The loss of curiosity is tragic and an important signal, at least, according to the Portuguese writer José Saramago. According to him, old age starts where curiosity ends. He died in 2010 at the age of 86 as a curious man who had never become old.
Coincidentally, a novel by my hand appeared last year about a journalist who reached the end of curiosity. When my editor-in-chief read the book Masser Brock, it counts 412 pages, he said that I could also have done with a letter of resignation of two A-4s. In that comment was a truth and an untruth. The truth was that whoever loses his curiosity is no longer suitable for this profession. And then I’m not just talking about the journalist. It had made little difference to the core of the novel if I had made Masser Brock a scientist.
What I want to say with this is that the curious does not choose the easiest way, he gets a lot of trouble and hassle on his neck. But we can not do otherwise. The former ‘Thinker of the Fatherland’, the philosopher René Gude, said that our incessant, curious striving for knowledge is nothing more than an attempt to supplement ourselves, to brush up, to develop.
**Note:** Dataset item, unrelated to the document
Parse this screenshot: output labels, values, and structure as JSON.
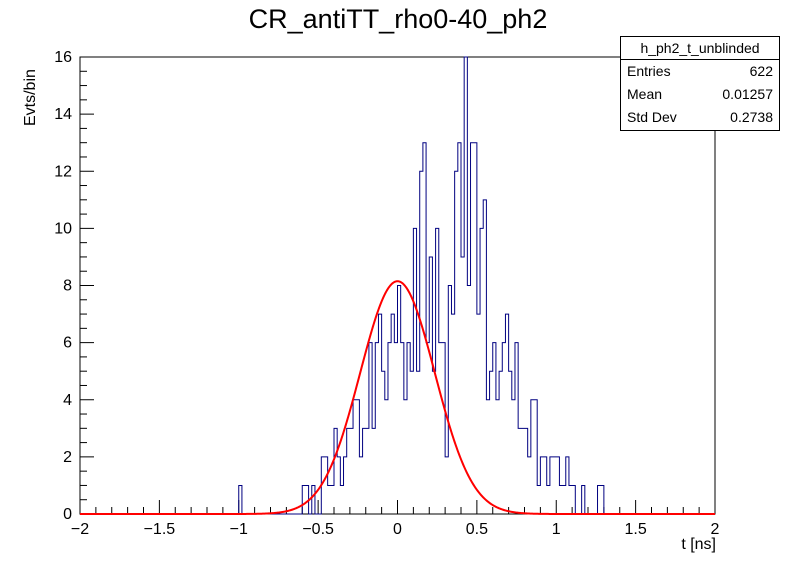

To put an end to a gnawing sense of emptiness and to find an answer to the disturbing question of what we are doing here and why. According to him, curiosity had to do with a desire – without knowing exactly what we desire.
And fortunately, because our whole civilisation is based on it, and shaped by it. It is a direct result of our curiosity. The greatest minds of our culture were the most curious spirits. You undoubtedly know Albert Einstein’s famous statement: ‘I have no special talent. I am only passionately curious’. Great scholars and great artists are united in curiosity. In the work of the greatest Dutchman in history, the philosopher Spinoza, the curiosity sparks from it. Look at the work of the painter Picasso and you see a life-long quest driven by pure curiosity.
Saramago was a child of poor Portuguese farmers. He was allowed to go to a technical school by grace of God and then worked for years as a car mechanic. But every night he went to the village library to read everything he could get, driven, as he wrote himself, by nothing but curiosity and the will to learn. In 1998 he won the Nobel Prize for literature.